'This President Bush Has a Vision'

The United States has exported many things over the nearly 229 years of our history. Some of those exports are good and some, not so good.

In his second inaugural address, President Bush made it clear he intends to make liberty America's No. 1 export in his second term. The president said, "We are led, by events and common sense, to one conclusion: the survival of liberty in our land increasingly depends on the success of liberty in other lands. The best hope for peace in our world is the expansion of freedom in all the world."

So, liberty is not the sole possession or received blessing of one nation. It is to be shared, like alms for the poor or tsunami relief (search), with other souls yearning to breathe free.

A survey by a Washington think tank says 80 percent of Iraqis, including Sunnis (search), plan to vote in the Jan. 30 election.
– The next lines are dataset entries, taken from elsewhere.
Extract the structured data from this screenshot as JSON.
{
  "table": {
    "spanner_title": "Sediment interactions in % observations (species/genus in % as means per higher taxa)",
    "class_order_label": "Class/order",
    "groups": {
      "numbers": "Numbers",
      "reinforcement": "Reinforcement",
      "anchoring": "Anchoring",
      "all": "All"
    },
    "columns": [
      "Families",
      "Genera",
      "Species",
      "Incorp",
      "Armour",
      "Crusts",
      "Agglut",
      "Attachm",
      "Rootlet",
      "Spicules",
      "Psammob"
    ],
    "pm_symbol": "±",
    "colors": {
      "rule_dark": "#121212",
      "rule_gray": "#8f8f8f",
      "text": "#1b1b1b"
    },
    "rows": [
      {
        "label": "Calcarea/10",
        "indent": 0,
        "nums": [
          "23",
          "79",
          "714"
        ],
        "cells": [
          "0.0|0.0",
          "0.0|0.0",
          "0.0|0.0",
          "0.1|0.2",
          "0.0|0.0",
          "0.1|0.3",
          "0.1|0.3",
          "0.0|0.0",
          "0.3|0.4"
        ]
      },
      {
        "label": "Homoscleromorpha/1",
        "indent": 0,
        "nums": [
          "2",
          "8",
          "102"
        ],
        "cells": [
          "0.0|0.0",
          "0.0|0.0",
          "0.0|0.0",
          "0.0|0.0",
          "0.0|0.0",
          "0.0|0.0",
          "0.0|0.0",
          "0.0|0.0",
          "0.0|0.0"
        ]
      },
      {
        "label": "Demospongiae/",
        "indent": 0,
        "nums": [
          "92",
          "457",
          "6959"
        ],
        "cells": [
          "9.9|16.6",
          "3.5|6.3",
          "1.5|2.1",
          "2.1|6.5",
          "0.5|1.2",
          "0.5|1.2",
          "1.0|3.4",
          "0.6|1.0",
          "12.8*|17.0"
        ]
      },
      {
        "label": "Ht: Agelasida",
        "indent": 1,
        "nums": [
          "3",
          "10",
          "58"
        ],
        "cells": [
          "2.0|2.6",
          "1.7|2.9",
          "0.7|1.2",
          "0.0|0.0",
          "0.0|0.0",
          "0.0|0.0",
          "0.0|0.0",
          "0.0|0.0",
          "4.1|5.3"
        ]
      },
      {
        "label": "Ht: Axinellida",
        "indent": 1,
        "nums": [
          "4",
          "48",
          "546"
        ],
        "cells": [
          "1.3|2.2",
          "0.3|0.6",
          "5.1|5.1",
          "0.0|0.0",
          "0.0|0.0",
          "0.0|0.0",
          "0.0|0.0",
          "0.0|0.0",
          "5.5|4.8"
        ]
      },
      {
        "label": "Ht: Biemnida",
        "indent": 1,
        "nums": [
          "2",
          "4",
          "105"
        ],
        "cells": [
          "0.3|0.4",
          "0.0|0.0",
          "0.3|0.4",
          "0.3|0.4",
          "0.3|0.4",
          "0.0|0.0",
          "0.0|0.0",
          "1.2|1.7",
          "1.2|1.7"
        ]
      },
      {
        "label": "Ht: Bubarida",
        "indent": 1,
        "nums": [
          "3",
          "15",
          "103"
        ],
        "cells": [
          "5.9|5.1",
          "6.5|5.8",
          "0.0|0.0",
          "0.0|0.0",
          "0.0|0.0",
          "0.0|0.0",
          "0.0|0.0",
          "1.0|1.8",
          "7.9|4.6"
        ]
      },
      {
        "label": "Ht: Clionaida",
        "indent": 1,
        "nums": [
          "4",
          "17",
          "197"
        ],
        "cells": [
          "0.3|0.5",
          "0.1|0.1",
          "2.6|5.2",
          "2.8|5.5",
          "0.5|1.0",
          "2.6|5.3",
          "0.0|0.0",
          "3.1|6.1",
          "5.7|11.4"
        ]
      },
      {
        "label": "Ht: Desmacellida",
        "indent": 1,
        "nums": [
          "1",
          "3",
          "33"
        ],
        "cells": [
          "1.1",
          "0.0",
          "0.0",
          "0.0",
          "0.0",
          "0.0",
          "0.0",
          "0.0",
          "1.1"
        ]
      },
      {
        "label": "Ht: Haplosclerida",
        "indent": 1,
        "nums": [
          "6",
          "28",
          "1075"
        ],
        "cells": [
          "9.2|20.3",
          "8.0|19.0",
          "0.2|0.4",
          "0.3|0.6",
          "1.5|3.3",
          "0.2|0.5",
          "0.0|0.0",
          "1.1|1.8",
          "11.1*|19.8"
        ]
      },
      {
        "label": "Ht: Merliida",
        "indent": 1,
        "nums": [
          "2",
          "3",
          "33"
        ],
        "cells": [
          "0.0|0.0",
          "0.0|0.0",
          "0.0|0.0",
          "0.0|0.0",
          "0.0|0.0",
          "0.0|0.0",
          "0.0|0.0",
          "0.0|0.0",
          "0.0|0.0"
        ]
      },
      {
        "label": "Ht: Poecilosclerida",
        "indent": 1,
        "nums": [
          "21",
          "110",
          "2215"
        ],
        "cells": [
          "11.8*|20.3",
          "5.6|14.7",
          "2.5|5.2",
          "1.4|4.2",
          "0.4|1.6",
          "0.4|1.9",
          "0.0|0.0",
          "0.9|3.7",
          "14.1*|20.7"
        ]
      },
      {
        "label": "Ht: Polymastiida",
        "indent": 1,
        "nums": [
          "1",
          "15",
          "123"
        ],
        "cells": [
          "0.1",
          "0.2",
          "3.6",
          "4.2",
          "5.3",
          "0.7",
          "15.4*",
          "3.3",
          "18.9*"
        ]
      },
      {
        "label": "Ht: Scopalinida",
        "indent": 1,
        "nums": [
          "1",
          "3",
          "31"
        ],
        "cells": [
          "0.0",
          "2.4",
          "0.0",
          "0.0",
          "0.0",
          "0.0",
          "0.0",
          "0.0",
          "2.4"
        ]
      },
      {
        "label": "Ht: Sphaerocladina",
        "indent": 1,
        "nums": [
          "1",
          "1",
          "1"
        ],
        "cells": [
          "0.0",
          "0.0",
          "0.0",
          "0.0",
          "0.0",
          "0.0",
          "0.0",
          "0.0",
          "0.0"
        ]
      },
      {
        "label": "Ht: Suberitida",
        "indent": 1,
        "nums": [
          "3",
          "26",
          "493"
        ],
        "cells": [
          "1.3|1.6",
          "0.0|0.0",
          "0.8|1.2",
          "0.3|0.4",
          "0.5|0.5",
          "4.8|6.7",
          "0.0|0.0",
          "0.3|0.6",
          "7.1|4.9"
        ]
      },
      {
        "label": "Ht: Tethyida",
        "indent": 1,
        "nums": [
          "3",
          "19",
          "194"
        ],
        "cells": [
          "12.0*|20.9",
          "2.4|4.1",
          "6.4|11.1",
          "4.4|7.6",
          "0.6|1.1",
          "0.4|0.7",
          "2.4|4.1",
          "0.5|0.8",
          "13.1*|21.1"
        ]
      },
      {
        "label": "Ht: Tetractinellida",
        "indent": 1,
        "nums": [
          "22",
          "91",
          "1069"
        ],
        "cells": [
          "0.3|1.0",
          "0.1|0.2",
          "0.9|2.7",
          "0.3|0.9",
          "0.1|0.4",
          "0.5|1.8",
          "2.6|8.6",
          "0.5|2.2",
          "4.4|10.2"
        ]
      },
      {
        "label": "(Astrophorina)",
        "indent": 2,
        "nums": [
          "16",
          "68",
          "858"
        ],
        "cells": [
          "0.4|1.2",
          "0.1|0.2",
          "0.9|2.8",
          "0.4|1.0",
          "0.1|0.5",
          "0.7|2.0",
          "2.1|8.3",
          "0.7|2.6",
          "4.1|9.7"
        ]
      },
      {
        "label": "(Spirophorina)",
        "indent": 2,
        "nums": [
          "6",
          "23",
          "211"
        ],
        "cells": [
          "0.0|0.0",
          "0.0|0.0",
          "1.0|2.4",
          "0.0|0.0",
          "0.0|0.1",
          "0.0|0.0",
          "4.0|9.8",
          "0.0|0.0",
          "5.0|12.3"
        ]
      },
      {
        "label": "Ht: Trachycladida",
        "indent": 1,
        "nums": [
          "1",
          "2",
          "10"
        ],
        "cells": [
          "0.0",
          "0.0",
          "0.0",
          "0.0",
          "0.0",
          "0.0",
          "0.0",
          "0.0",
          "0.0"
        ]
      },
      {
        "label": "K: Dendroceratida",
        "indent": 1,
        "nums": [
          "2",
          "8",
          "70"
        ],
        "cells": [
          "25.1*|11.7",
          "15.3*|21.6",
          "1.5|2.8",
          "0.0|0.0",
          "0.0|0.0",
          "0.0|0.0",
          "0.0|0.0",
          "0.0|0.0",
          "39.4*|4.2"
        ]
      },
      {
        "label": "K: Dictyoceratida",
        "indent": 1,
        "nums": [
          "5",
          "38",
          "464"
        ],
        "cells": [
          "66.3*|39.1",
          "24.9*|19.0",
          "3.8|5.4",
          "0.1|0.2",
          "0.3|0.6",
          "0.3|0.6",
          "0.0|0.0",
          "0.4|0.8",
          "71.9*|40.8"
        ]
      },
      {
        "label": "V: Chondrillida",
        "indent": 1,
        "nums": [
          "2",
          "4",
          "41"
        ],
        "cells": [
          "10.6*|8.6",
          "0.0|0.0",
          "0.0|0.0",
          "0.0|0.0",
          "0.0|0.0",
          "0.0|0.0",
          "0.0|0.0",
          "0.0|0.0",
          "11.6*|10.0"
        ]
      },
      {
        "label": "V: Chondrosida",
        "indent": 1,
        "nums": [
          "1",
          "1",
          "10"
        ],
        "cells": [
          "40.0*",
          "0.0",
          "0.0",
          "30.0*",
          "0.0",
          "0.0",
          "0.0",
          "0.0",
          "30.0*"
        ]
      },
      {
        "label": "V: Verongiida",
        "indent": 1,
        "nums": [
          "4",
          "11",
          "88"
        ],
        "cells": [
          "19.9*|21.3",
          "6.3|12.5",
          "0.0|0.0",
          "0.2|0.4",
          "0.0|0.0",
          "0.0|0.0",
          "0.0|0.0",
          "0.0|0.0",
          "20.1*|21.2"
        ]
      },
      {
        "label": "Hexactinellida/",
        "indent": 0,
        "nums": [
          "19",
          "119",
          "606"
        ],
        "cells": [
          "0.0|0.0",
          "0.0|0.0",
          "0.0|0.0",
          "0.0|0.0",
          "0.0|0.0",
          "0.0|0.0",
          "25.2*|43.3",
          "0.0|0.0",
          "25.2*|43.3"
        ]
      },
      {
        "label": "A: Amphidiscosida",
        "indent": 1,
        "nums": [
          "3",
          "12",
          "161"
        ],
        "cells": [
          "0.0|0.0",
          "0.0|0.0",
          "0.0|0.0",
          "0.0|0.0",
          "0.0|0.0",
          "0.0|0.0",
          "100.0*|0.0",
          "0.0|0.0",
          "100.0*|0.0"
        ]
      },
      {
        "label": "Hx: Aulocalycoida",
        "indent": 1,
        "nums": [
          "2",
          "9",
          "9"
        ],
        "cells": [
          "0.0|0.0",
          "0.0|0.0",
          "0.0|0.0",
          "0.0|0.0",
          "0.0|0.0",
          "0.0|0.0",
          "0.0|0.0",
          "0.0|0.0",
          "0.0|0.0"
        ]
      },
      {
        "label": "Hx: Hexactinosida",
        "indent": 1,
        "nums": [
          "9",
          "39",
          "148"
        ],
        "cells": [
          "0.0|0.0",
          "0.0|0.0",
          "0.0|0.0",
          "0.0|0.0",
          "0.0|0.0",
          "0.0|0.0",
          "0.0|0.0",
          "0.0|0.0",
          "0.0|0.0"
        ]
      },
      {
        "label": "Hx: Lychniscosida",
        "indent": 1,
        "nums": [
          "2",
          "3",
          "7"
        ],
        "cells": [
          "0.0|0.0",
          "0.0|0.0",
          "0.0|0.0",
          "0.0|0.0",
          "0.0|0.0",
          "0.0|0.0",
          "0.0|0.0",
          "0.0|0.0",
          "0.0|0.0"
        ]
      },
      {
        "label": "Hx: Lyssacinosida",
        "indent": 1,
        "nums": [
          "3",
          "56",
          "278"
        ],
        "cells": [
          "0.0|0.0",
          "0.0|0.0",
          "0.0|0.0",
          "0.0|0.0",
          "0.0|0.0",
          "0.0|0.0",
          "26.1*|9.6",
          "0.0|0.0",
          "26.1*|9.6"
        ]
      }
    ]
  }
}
Nearly 65 percent believe their future will be more hopeful in five years, though they see problems between now and then. For these Iraqis, the promise of liberty has brought them hope.

In his address, the president answered his critics who say we should pull out of Iraq and that the post-war effort isn't going well. The president said, "America has need of idealism and courage, because we have essential work at home — the unfinished work of American freedom. In a world moving toward liberty, we are determined to show the meaning and promise of liberty."

The president's father was famous for deriding "the vision thing." This President Bush has a vision. He thinks in bold terms and paints in broad strokes. History will judge whether he was right or wrong, but he is right to act on the noblest of ideas — that all men and women deserve to live in freedom, not bondage.

He will have many opponents, and not just in other countries, but here at home. Certain politicians do not want him to succeed because their own vision doesn't extend beyond themselves and their careers.

This is the boldest president we have had in a long time. It's going to be a fascinating four years.

And that's Column One for this week.